Spam bots are annoying, there’s no question about that - they cost people money and, more importantly, time.
Spam bots are annoying, there’s no question about that - they cost people money and, more importantly, time. So how do we stop form spam without using traditional captcha forms? Over the next few posts I'll be detailing the results of some research I've been conducting, as well as testing different methods of stopping form spam, or at the very least reducing it.
There are two main types of spam - email spam and form spam. Email spam is all those lovely messages you get that try to extort money or attempt to sell you things.
Form spam is where bots or people submit forms with links or code in an attempt to build traffic to their own site or inject malicious XSS
into your pages.
In this post i’ll be talking about methods to deal with form spam.
There are a few restrictions I set myself.
First, to avoid using traditional captcha forms as they can be annoying and put users off.
Firstly, know thy enemy, how do spam bots work? There are different types of spam bots, playback bots, form-filling bots, and people. While people are obviously not bots, they do sometimes send spam, silly rick-rollers
A person visits a form the first time and records the form data. Certain fields are marked as slots to be filled in with randomized spam. The bots then replay the POST data back to the form submission URL, but filled with spam. The structure of the form is played back exactly the same each time. This includes the names of the fields, and the contents of hidden inputs.
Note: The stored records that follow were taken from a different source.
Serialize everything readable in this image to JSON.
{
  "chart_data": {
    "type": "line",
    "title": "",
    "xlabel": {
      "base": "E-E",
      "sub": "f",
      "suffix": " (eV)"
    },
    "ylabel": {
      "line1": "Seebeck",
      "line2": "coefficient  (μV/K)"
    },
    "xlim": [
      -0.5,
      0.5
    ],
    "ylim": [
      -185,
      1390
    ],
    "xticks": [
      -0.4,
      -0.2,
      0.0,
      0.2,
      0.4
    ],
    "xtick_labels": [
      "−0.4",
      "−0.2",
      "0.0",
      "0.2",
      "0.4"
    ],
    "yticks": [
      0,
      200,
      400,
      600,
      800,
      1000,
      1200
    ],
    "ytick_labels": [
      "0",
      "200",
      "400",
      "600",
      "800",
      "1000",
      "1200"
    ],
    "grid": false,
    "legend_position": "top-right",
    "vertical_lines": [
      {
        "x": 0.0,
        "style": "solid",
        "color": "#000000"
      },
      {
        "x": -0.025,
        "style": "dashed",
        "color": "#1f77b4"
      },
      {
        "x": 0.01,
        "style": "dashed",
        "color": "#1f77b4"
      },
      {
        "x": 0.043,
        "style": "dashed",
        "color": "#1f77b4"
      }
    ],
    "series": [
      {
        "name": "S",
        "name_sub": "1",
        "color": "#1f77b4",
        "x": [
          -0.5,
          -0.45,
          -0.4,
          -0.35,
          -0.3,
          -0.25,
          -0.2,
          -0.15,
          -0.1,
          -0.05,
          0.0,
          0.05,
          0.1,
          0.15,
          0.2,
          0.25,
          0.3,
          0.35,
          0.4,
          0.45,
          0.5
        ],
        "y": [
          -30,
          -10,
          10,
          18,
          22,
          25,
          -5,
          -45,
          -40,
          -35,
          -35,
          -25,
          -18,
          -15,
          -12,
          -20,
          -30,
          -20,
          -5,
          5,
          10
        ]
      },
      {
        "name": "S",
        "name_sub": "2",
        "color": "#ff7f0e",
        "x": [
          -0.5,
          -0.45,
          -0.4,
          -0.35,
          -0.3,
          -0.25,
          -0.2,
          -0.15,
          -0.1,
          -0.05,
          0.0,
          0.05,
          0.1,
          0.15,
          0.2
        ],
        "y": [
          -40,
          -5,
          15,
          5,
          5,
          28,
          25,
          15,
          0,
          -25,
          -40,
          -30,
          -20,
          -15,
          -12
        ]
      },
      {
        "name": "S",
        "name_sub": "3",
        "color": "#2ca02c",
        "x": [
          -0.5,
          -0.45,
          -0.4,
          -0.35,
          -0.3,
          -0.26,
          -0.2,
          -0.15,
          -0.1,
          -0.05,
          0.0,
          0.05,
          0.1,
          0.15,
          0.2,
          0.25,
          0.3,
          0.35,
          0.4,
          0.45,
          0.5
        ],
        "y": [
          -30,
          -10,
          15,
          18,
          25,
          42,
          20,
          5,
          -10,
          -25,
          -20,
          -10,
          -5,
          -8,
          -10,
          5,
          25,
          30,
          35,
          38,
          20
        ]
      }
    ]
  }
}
These bots read the form served by the site, and automatically fill data into the fields. Some of them blindly fill in all fields that they come across, others are a little smarter and only fill in certain values, leaving hidden fields alone.
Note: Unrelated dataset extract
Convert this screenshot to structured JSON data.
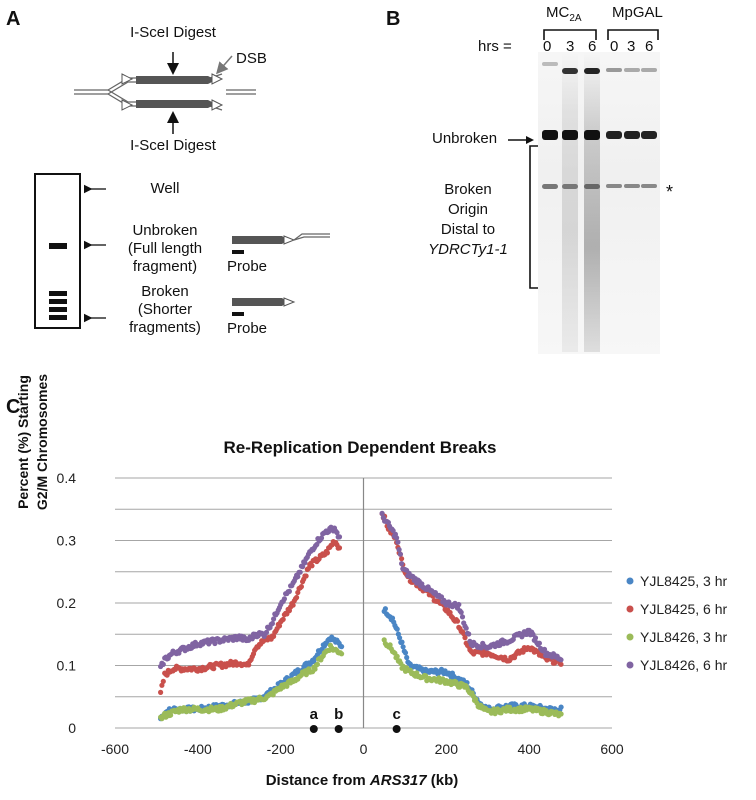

There's nothing you can do to stop them, as they should be able to pass all captcha’s and anything else you put in place to stop bots. The only thing I would recommend is to use the rel="nofollow"
attribute on all links, and be clear that you’re doing it. This gives the spammer no real incentive to post spam as they won’t be getting any search engine based link traffic.
Fighting the spam
Now we have a little understanding of how spam bots, we can look at different methods of stopping them, or at least making it more difficult for them.
Using a timestamp on a hidden field makes it possible to detect when old data is being reused, or even if the form is being filled in too quick. I would then recommend hashing the timestamp with a secret to make it tamper-proof. You can then go one step further and include the client's IP address in the hash, this will stop the replayed data being used by a large network of spambots.
, an editable field on the form that is invisible to people, can be used to stop some form-filling bots. This is then validated when the form data is posted, so that if they contain any data the submitter must be a bot (because people can’t see the field), and so the submission can be rejected.
One downside is that, depending on how you hide the honeypot, a user will be able to use the tab key to navigate into a honeypot which they may fill in by accident.
Randomised field names
As some bots look for key words in field names, such as ‘name’ or ‘email’, then they can attempt to post what would be considered valid data to those fields. By randomising the field names you make it difficult for a bot to tell what the field is for.
It will also stop bots posting data to the submission URL with the same field names over and over.
The downside would be that a user would be unable to make use of any auto-form filling functionality that may exist in their browser.
For example, the email field must have an @ sign, and the name field must not. This works great alongside the randomised field names. If these fields were renamed to jdf56g and bf874 then a bot can’t tell the difference, so it has less chance of being able to make a successful post.
Email domain checking
PHP has the handy function checkdnsrr
, which you can use to see if the domain of the email address exists and if it has mail exchange. Mail exchange means the domain can send and receive emails. If a domain doesn't have mail exchange it can be safe to say that its not valid email address. Just as if the domain doesn’t exist it probably isn’t a real email.
Randomise the form's order
By randomising a forms order it would be impossible for someone to make scripts to fill in a form based on order.
This could easily be done by putting all the form elements in an array, using the PHP function shuffle
to randomise the array, then loop over the array using a foreach
For example, a form with name, email, comment, honeypots for name and email and a hidden timestamp value would have 6 fields. That gives a total of 720 different form combinations. Even if the comment form was always last there are still 120 different combinations.
Over the next few weeks I will be testing each of the individual methods on my own blog, then showing the results here. Then finally I will combine all methods, plus any others I discover along the way, to see how effective they are together.